“Titanic” yönetmeni James Cameron, Titan Sub’un tasarımındaki kusurlara dikkat çekiyor

Shib

Global Mod
Global Mod
Titanik’in Oscar ödüllü yönetmeni James Cameron Perşembe günü yaptığı açıklamada, “Hiç böyle bir kaza yaşamadık” dedi.

Sualtı araçları konusunda uzman olan Bay Cameron, düzinelerce kez çökmekte olan tekneye daldı ve bir keresinde kendi tasarımı olan küçük bir gemiyi gezegenin en derin nişinin dibine daldırdı.

Bir röportajda Bay Cameron, OceanGate’in dalgıç Titan’ında iddia edilen beş kişinin hayatını kaybettiğini, özel deniz keşiflerine katılan herkesin gördüğü bir şey olarak tanımladı.

“Bu derinlikte hiç ölüm olmadı ve kesinlikle patlama olmadı” dedi.

Uçurumun ezici basıncı, içi boş bir nesnenin şiddetli bir şekilde içe doğru çökmesine neden olduğunda, derin denizde bir iç patlama meydana gelir. Nesne beş kişiyi alacak kadar büyük olduğunda, Bay Cameron bir röportajda şunları söyledi: “On kutu dinamitin patlaması gibi aşırı derecede şiddetli bir olay olacak.”

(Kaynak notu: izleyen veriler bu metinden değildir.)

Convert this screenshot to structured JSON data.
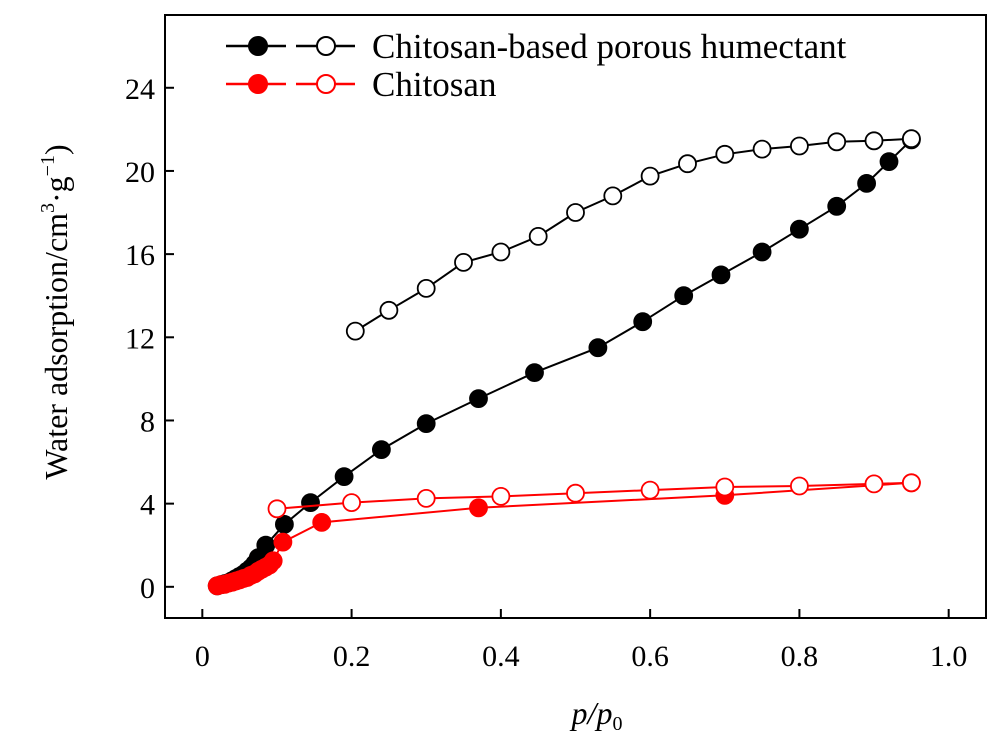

2012’de Bay Cameron, Pasifik Okyanusu’nun Challenger Deep adlı bir bölgesinde deneysel bir dalgıç tasarladı ve pilotluk yaptı. Bay Cameron, birçok şirkete bu tür hizmetler sağlayan denizcilik sektörü kuruluşlarından gemi güvenliği sertifikası almak için başvuruda bulunmamıştı.

Cameron, “Bunu bilinçli olarak yaptık” çünkü gemi deneyseldi ve görevi bilimseldi. “Asla yolcu taşımak için bir araç tasarlayıp da sertifikasını yaptırmazdım.”

Bay Cameron, Pazar günü kaybolan denizaltının pilotluğunu yapan OceanGate’in CEO’su Stockton Rush’ı turist denizaltısının güvenli olduğunu asla belgelememekle suçladı. Bay Rush’ın sertifikasyonu yeniliğin önünde bir engel olarak tanımladığını kaydetti.

Bay Cameron, “Prensipte aynı fikirdeyim,” dedi. “Ancak denizaltınızla ödeme yapan müşterileri gönderirken – size ve araç güvenliğiyle ilgili açıklamalarınıza güvenen masum misafirleriniz varken bu tavrı alamazsınız.”

Titanyum dalgıç aracının tasarım zayıflığı ve yolcuları için olası bir uyarı işareti olarak Bay Cameron, karbon fiber kompozit yapısını gösterdi. Malzemeler havacılık endüstrisinde yaygın olarak kullanılmaktadır çünkü çelik veya alüminyumdan çok daha hafiftirler, ancak yine de daha güçlü ve daha katıdırlar.


Cameron’a göre sorun, bir karbon fiber kompozitin “sıkıştırma mukavemetinin olmaması” – bir su altı aracı uçurumun derinliklerine daldığında ve su basıncında hızlı bir artışa maruz kaldığında olan şey. “Tasarlandığı şey bu değil.”

Şirketin Titan’ın gövdesine sensörler yerleştirdiğini de sözlerine ekledi. karbon fiber kompozit gövdenin durumunu değerlendirmek için. OceanGate, tanıtım materyalinde sensörleri yenilikçi bir “gövde sağlığı izleme” özelliği olarak lanse etti. Bu yılın başlarında bir akademik uzman, sistemin pilota “inişi durdurmak ve yüzeye güvenli bir şekilde geri dönmek için yeterli zamanı” nasıl verdiğini açıkladı.

Şirketin aksine, Bay Cameron bunu dalgıcın pilotuna “gövdenin patlamak üzere olduğunu” bildiren “bir uyarı sistemi” olarak tanımladı.

Bay Cameron, denizaltının gövdesindeki sensör ağının, temelde kusurlu olarak gördüğü bir tasarım için yetersiz bir çözüm olduğunu söyledi.

Gövde sensörleri ağı hakkında “Arabadaki yağ seviyesi düşükken bir ışığın yanması gibi değil” dedi. “Bu farklı.”